Earlier this year, my wife and I sat on our sofa looking at some cracks in the plaster and realised it was about time we got some renovations done. Being a well-ordered person, I suggested that we took a look around the house to see what tasks may need doing, so that we could then prioritise them. The list was huge. Once we started looking, we were finding little jobs all over, and some quite large work that we were surprised we had not noticed before. There were also a few jobs that were so big, we had previously just pretended they did not exist. In the case of the downstairs toilet, we literately closed the door on this room years ago and had hoped it would go away.
It became clear that the renovations were going to cost a lot of money. The quote for ripping out the downstairs toilet, sink, woodwork, and tiles, and replacing it with something modern was over £7,000 on its own. Gone was any chance of a holiday, and we would be dipping into long term savings. This was not a happy day.
We desperately needed a holiday. 2020, the year of the lockdown had seen us, as with many others, stuck at home or in our local community. I was longing to spread my wings after months of seeing the same built-up cityscape. Then it dawned on me. With most of the tasks around the house, the majority of the quotes were showing “manpower” as the highest expenditure. If we could do some of the work ourselves then we would save money and hopefully have enough for a holiday at the end of the year. Surely I can do some DIY (Do It Yourself) building work?
We Had a Plan
A plan was hatched. Each month we would look at the outstanding tasks on our list, and then choose an achievable goal for a DIY project. My wife was very keen on a task being fully finished before the next task being started. We still had to enjoy living in the house after all, and did not want to feel that we were living in a building site. So we agreed that we would be SMART, ensuring that each task was Specific, Measurable, Achievable, Relevant, and Time-bound.

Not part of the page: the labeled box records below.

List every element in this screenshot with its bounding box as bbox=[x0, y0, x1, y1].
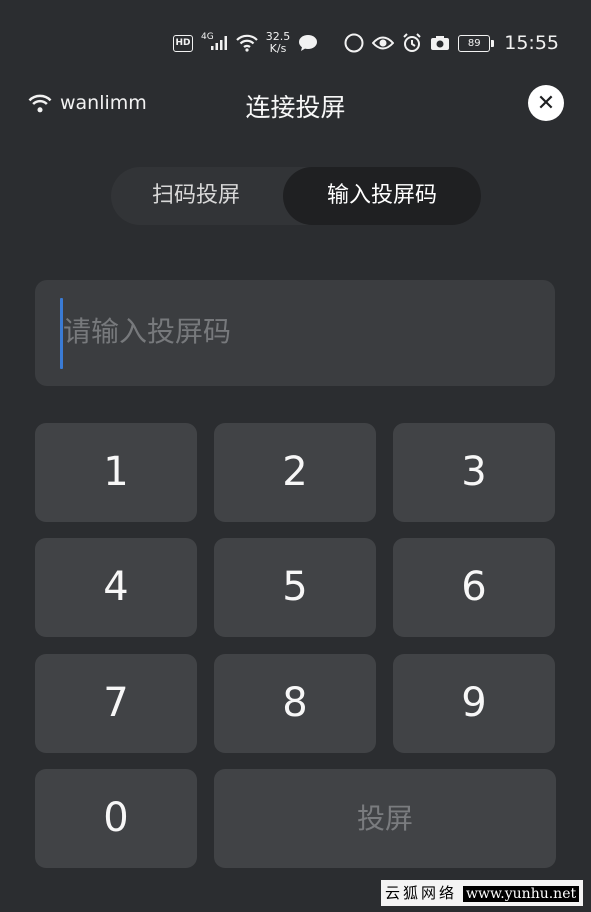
key-2[interactable]: 2 bbox=[214, 423, 376, 522]
key-0[interactable]: 0 bbox=[35, 769, 197, 868]
close-button[interactable]: ✕ bbox=[528, 85, 564, 121]
key-4[interactable]: 4 bbox=[35, 538, 197, 637]
watermark-brand: 云狐网络 bbox=[385, 884, 458, 902]
watermark: 云狐网络 www.yunhu.net bbox=[381, 880, 583, 906]
hd-badge: HD bbox=[173, 34, 194, 52]
network-type: 4G bbox=[201, 32, 214, 42]
cast-button[interactable]: 投屏 bbox=[214, 769, 556, 868]
message-icon bbox=[298, 34, 318, 52]
cellular-signal-icon: 4G bbox=[201, 32, 228, 51]
alarm-icon bbox=[402, 33, 422, 53]
cast-code-placeholder: 请输入投屏码 bbox=[63, 315, 232, 348]
camera-icon bbox=[430, 35, 450, 51]
status-icons: HD 4G 32.5 K/s 89 15:55 bbox=[173, 30, 559, 56]
battery-icon: 89 bbox=[458, 34, 495, 52]
eye-comfort-icon bbox=[372, 35, 395, 51]
nfc-icon bbox=[344, 33, 364, 53]
key-7[interactable]: 7 bbox=[35, 654, 197, 753]
key-6[interactable]: 6 bbox=[393, 538, 555, 637]
clock: 15:55 bbox=[504, 32, 559, 54]
cast-code-input[interactable]: 请输入投屏码 bbox=[35, 280, 555, 386]
watermark-url: www.yunhu.net bbox=[463, 886, 580, 902]
header: wanlimm 连接投屏 ✕ bbox=[0, 80, 591, 136]
key-9[interactable]: 9 bbox=[393, 654, 555, 753]
tab-enter-code[interactable]: 输入投屏码 bbox=[283, 167, 481, 225]
key-1[interactable]: 1 bbox=[35, 423, 197, 522]
wifi-status-icon bbox=[235, 34, 258, 52]
key-3[interactable]: 3 bbox=[393, 423, 555, 522]
key-8[interactable]: 8 bbox=[214, 654, 376, 753]
key-5[interactable]: 5 bbox=[214, 538, 376, 637]
cast-mode-tabs: 扫码投屏 输入投屏码 bbox=[111, 167, 481, 225]
speed-unit: K/s bbox=[269, 42, 287, 55]
close-icon: ✕ bbox=[536, 90, 556, 116]
network-speed: 32.5 K/s bbox=[266, 31, 291, 55]
tab-scan-code[interactable]: 扫码投屏 bbox=[111, 167, 281, 225]
page-title: 连接投屏 bbox=[245, 93, 346, 122]
status-bar: HD 4G 32.5 K/s 89 15:55 bbox=[0, 0, 591, 80]
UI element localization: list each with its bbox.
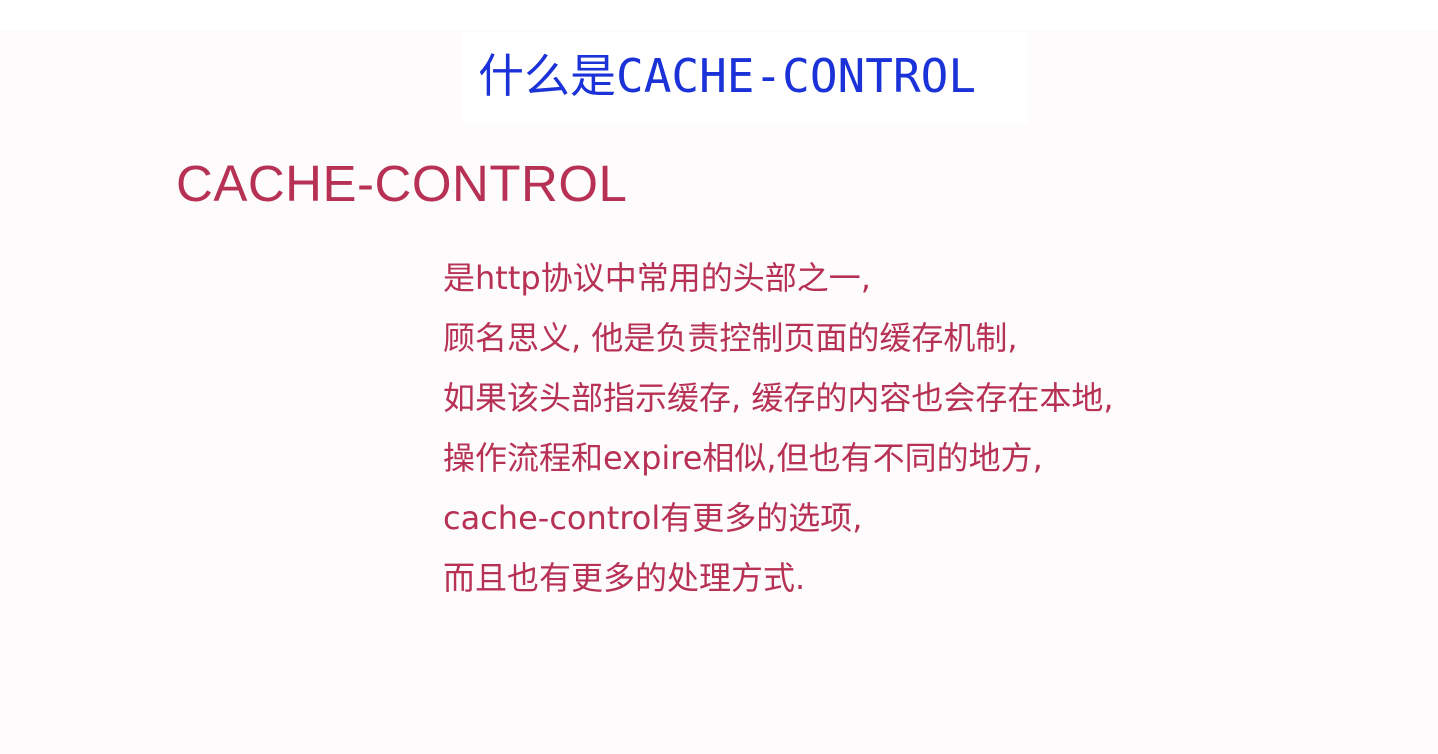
section-heading: CACHE-CONTROL — [176, 155, 628, 212]
slide: 什么是CACHE-CONTROL CACHE-CONTROL 是http协议中常… — [0, 0, 1438, 754]
body-line: 而且也有更多的处理方式. — [443, 559, 806, 597]
body-text: 是http协议中常用的头部之一, 顾名思义, 他是负责控制页面的缓存机制, 如果… — [443, 248, 1114, 608]
page-title: 什么是CACHE-CONTROL — [478, 49, 977, 103]
top-band — [0, 0, 1438, 30]
body-line: 操作流程和expire相似,但也有不同的地方, — [443, 439, 1043, 477]
body-line: 顾名思义, 他是负责控制页面的缓存机制, — [443, 319, 1018, 357]
body-line: cache-control有更多的选项, — [443, 499, 863, 537]
body-line: 是http协议中常用的头部之一, — [443, 259, 871, 297]
body-line: 如果该头部指示缓存, 缓存的内容也会存在本地, — [443, 379, 1114, 417]
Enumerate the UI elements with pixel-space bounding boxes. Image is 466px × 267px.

Keeping a task Specific was key to avoiding mission creep and getting lost down a rabbit hole of continuous renovation. As we started a task in one room it was easy to see other tasks that also needed to be done. However, allowing ourselves to move on to these tasks without finishing the main task at hand would have been disastrous to keeping the home a nice environment to live in. We therefore were unwavering in keeping to the task at hand, only deviating when it was essential to the completion of the primarily assigned task.
As part of ensuing the task was Measurable, we would look into the cost of getting a builder in to do the work, calculate the cost of equipment and supplies, and then estimate how much it would cost us to to it ourselves. As we progressed through the task we could keep an eye on these costs and ensure we remained cheaper.
Only performing Achievable tasks was the biggest concern of my wife. She was concerned that I would start chipping away at some mortar and the whole wall would fall down. I secretly also shared these concerns, but decided it was better to present an air of confidence, otherwise I wouldn’t be allowed to continue. YouTube was certainly my friend here. Watching videos from other DIYers, professional builders, plumbers, and electricians enabled me to determine if I too could do the work needed. Sometimes I would watch the same section of a YouTube video 10 or 15 times, until I felt I really understood what they were doing and what could potentially go wrong.
When we reviewed our list, we checked to make sure each item was still a Relevant task. Some tasks were no longer relevant because other work we had already performed had removed the need to also do this one. Other tasks were “nice-to-haves” that were not really renovation, so we would remove or reduce the priorities on these tasks.
Lastly, but equally importantly, we made sure that each task was Time-bound, ideally within less than a week or two. Here I also borrowed from the concept of Sprints that we use in Agile software development. Rather than looking at one large job and thinking it would only be achievable over months of work, we looked at creating smaller tasks, or “user stories”, that were self contained and that could be achieved in a short time frame. At the end of the Sprint the house would have to be usable again, even to the extent of having guests over to stay. So, water must be turned back on, hallway cleared, kitchen and at least one toilet and bathroom must be fully available. Kind of like how software should always be releasable at the end of a Sprint if necessary.
Our Holiday Fund
By keeping a careful eye on the costs, we not only saved money, but decided that we should pay ourselves for the work. We were working really hard on each task, so surely it would be good to reward ourselves. This was a big mind-shift and has really helped motivate us to do some of the tasks that we were less keen on. In order to pay ourselves for the work, we opened a new savings account. Each time we completed a task we would transfer the amount of money that we would have paid in external labour. Another benefit is that as we are paying ourselves from money that has already been taxed, we are not having to pay the VAT tax of someone else. We named this savings account our Holiday Fund.
Why Don’t You Try This?
Would I recommend this to anyone else? Yes, certainly. My recommendation would be to start off small. Look at tasks that you may already pay someone else to do, and ask yourself, “should I pay myself to do that”?
This idea doesn’t have to be limited to building DIY. My wife has already started making her own greetings cards, rather than buying them in the shops.